Leviathan (Andreï Zvyaguintsev)

JUSTICE • Emprisonné depuis 2009, Adlène Hicheur, physicien du CERN et enseignant à l'EPFL, a été condamné à cinq ans de détention en France. En revanche, la Suisse ne le poursuit pas.

En octobre 2009, Brice Hortefeux, ministre français de l'Intérieur, des larmes dans la voix, annonce que «la France a peut-être évité le pire». Ses services viennent d'arrêter Adlène Hicheur, un chercheur réputé, docteur en physique des particules. Il travaille au CERN à Genève et enseigne à l'EPFL à Lausanne.

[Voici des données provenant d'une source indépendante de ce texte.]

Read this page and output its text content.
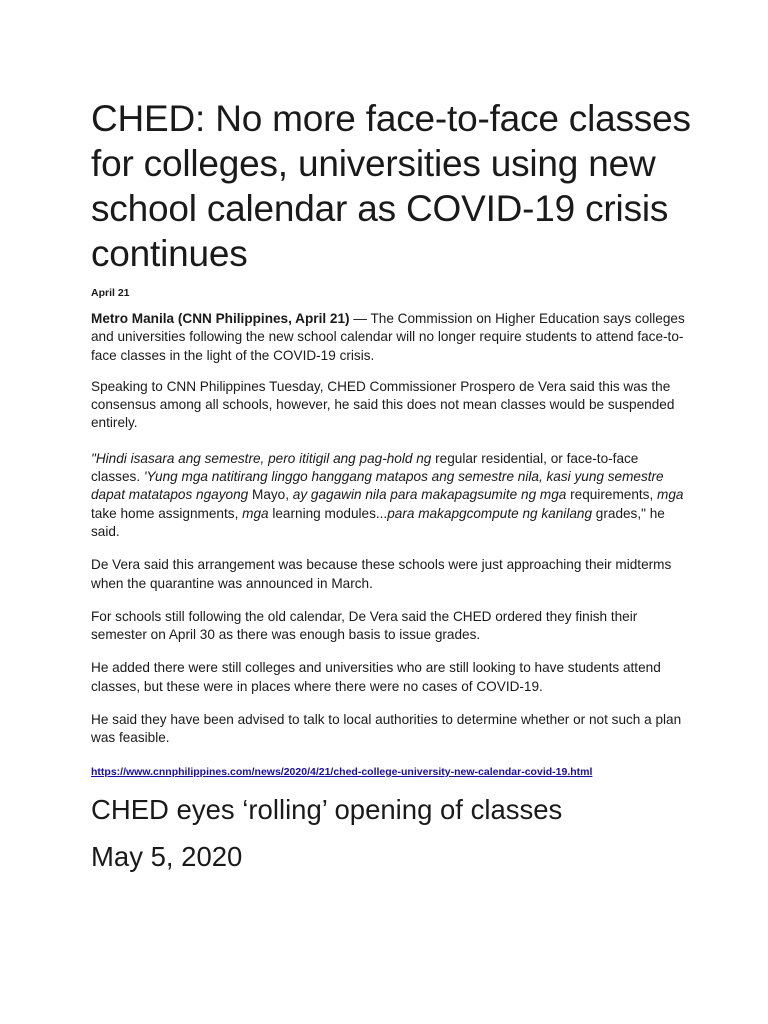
CHED: No more face-to-face classes for colleges, universities using new school calendar as COVID-19 crisis continues

April 21

Metro Manila (CNN Philippines, April 21) — The Commission on Higher Education says colleges and universities following the new school calendar will no longer require students to attend face-to-face classes in the light of the COVID-19 crisis.

Speaking to CNN Philippines Tuesday, CHED Commissioner Prospero de Vera said this was the consensus among all schools, however, he said this does not mean classes would be suspended entirely.

"Hindi isasara ang semestre, pero ititigil ang pag-hold ng regular residential, or face-to-face classes. 'Yung mga natitirang linggo hanggang matapos ang semestre nila, kasi yung semestre dapat matatapos ngayong Mayo, ay gagawin nila para makapagsumite ng mga requirements, mga take home assignments, mga learning modules...para makapgcompute ng kanilang grades," he said.

De Vera said this arrangement was because these schools were just approaching their midterms when the quarantine was announced in March.

For schools still following the old calendar, De Vera said the CHED ordered they finish their semester on April 30 as there was enough basis to issue grades.

He added there were still colleges and universities who are still looking to have students attend classes, but these were in places where there were no cases of COVID-19.

He said they have been advised to talk to local authorities to determine whether or not such a plan was feasible.

https://www.cnnphilippines.com/news/2020/4/21/ched-college-university-new-calendar-covid-19.html
CHED eyes ‘rolling’ opening of classes

May 5, 2020
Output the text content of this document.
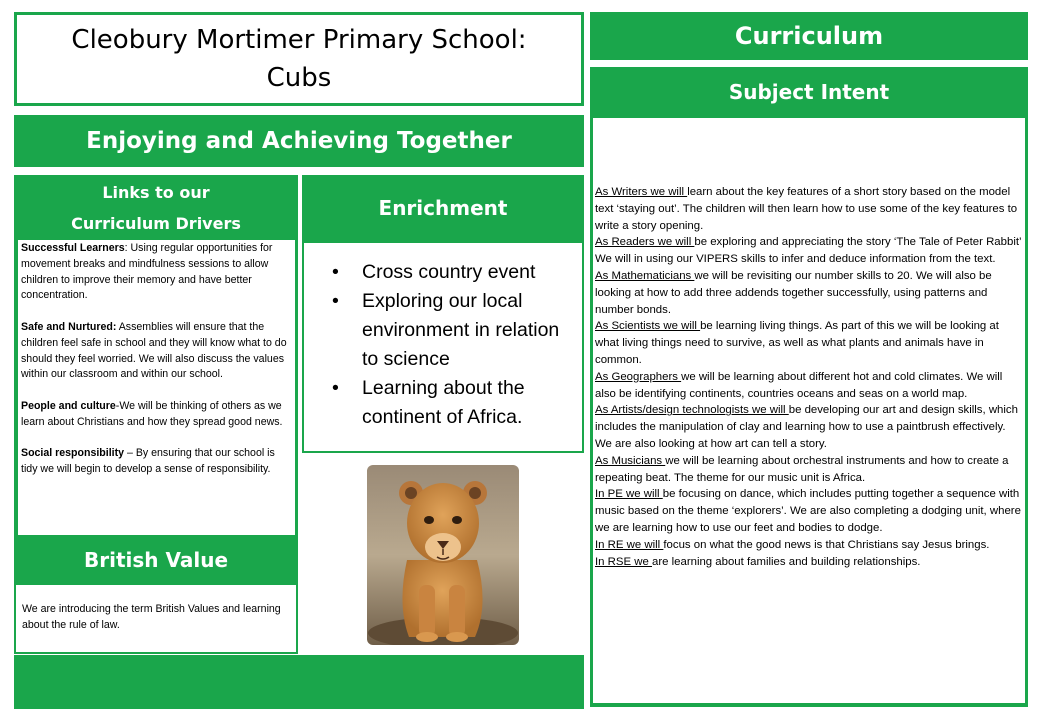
Cleobury Mortimer Primary School: Cubs
Enjoying and Achieving Together
Links to our
Curriculum Drivers

Successful Learners: Using regular opportunities for movement breaks and mindfulness sessions to allow children to improve their memory and have better concentration.

Safe and Nurtured: Assemblies will ensure that the children feel safe in school and they will know what to do should they feel worried. We will also discuss the values within our classroom and within our school.

People and culture-We will be thinking of others as we learn about Christians and how they spread good news.

Social responsibility – By ensuring that our school is tidy we will begin to develop a sense of responsibility.

British Value
We are introducing the term British Values and learning about the rule of law.
Enrichment
• Cross country event
• Exploring our local environment in relation to science
• Learning about the continent of Africa.
Curriculum
Subject Intent

As Writers we will learn about the key features of a short story based on the model text ‘staying out’. The children will then learn how to use some of the key features to write a story opening.

As Readers we will be exploring and appreciating the story ‘The Tale of Peter Rabbit’ We will in using our VIPERS skills to infer and deduce information from the text.

As Mathematicians we will be revisiting our number skills to 20. We will also be looking at how to add three addends together successfully, using patterns and number bonds.

As Scientists we will be learning living things. As part of this we will be looking at what living things need to survive, as well as what plants and animals have in common.

As Geographers we will be learning about different hot and cold climates. We will also be identifying continents, countries oceans and seas on a world map.

As Artists/design technologists we will be developing our art and design skills, which includes the manipulation of clay and learning how to use a paintbrush effectively. We are also looking at how art can tell a story.

As Musicians we will be learning about orchestral instruments and how to create a repeating beat. The theme for our music unit is Africa.

In PE we will be focusing on dance, which includes putting together a sequence with music based on the theme ‘explorers’. We are also completing a dodging unit, where we are learning how to use our feet and bodies to dodge.

In RE we will focus on what the good news is that Christians say Jesus brings.

In RSE we are learning about families and building relationships.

Comme le CERN signifie Centre européen de recherche nucléaire, on laisse entendre qu'Adlène Hicheur mettait au point une bombe atomique pour Al-Qaida au Maghreb islamique (Aqmi)… La semaine dernière, Adlène Hicheur, poursuivi pour «association de malfaiteurs en relation avec une entreprise terroriste», a écopé à Paris de cinq ans de prison, dont un an avec sursis.

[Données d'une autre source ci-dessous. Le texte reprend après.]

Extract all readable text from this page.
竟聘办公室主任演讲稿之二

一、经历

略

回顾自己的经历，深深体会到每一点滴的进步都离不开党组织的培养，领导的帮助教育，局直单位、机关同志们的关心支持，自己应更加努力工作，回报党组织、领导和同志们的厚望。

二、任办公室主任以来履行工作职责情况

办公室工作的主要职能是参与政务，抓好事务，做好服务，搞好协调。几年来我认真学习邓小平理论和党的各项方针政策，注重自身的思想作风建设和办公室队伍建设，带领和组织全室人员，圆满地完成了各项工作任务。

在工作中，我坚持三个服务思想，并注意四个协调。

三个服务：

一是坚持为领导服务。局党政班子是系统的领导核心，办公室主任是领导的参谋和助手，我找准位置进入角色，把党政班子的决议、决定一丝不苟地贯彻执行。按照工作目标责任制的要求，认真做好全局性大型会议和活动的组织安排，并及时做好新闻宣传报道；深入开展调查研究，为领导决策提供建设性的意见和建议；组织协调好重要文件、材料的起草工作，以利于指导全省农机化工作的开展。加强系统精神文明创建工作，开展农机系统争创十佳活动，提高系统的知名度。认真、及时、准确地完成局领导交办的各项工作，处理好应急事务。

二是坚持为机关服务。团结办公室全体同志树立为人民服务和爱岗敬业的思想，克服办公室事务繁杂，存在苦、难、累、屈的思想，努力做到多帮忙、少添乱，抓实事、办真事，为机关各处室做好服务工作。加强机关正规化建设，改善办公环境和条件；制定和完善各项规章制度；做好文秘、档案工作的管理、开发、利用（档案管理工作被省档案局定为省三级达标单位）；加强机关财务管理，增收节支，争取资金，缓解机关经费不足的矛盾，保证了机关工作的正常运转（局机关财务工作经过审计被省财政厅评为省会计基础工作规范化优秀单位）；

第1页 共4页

Pas de commission rogatoire

Le 19 janvier dernier, GHI, qui a eu accès à l'ordonnance de renvoi, révélait que le dossier était pratiquement vide. En fait d'association de malfaiteurs, Adlène Hicheur s'est retrouvé seul devant ses juges. La justice française ne lui a trouvé aucun complice. «Ni le moindre début d'intention de mise en œuvre d'un projet précis relatif à la préparation d'un acte de terrorisme concret», souligne Patrick Baudouin, son avocat parisien. Son seul crime: avoir tenu un discours extrémiste, pro-jihadiste sur internet. Aurélio Bay, professeur à l'EPFL, va plus loin encore: «La police fédérale n'est arrivée à l'EPFL que deux semaines après l'arrestation d'Adlène Hicheur. Elle est venue de sa propre initiative. En fait, la France a attendu cinq à six mois avant d'envoyer une commission rogatoire en Suisse!», révèle l'enseignant.

Bientôt hors de prison

Cela laisse supposer que la police et la justice françaises croyaient si peu à ce projet d'attentat qu'elles ne se sont pas précipitées pour retrouver d'éventuels plans de guerre ou du matériel subversif dans les bureaux occupés par Adlène Hicheur en Suisse. D'ailleurs, les accusations paraissaient si peu solides que le Ministère public a préféré très rapidement refermer ce dossier, après avoir interrogé une seule fois Adlène Hicheur durant sa détention.«Nous avons appris que mon père, qui avait un casier judiciaire vierge, était fiché pour simplement s'être rendu en pèlerinage à La Mecque», s'indigne Halim Hicheur, le frère du chercheur du CERN. Emprisonné depuis deux ans et demi, ce dernier devrait toutefois ne pas tarder à sortir de sa cellule.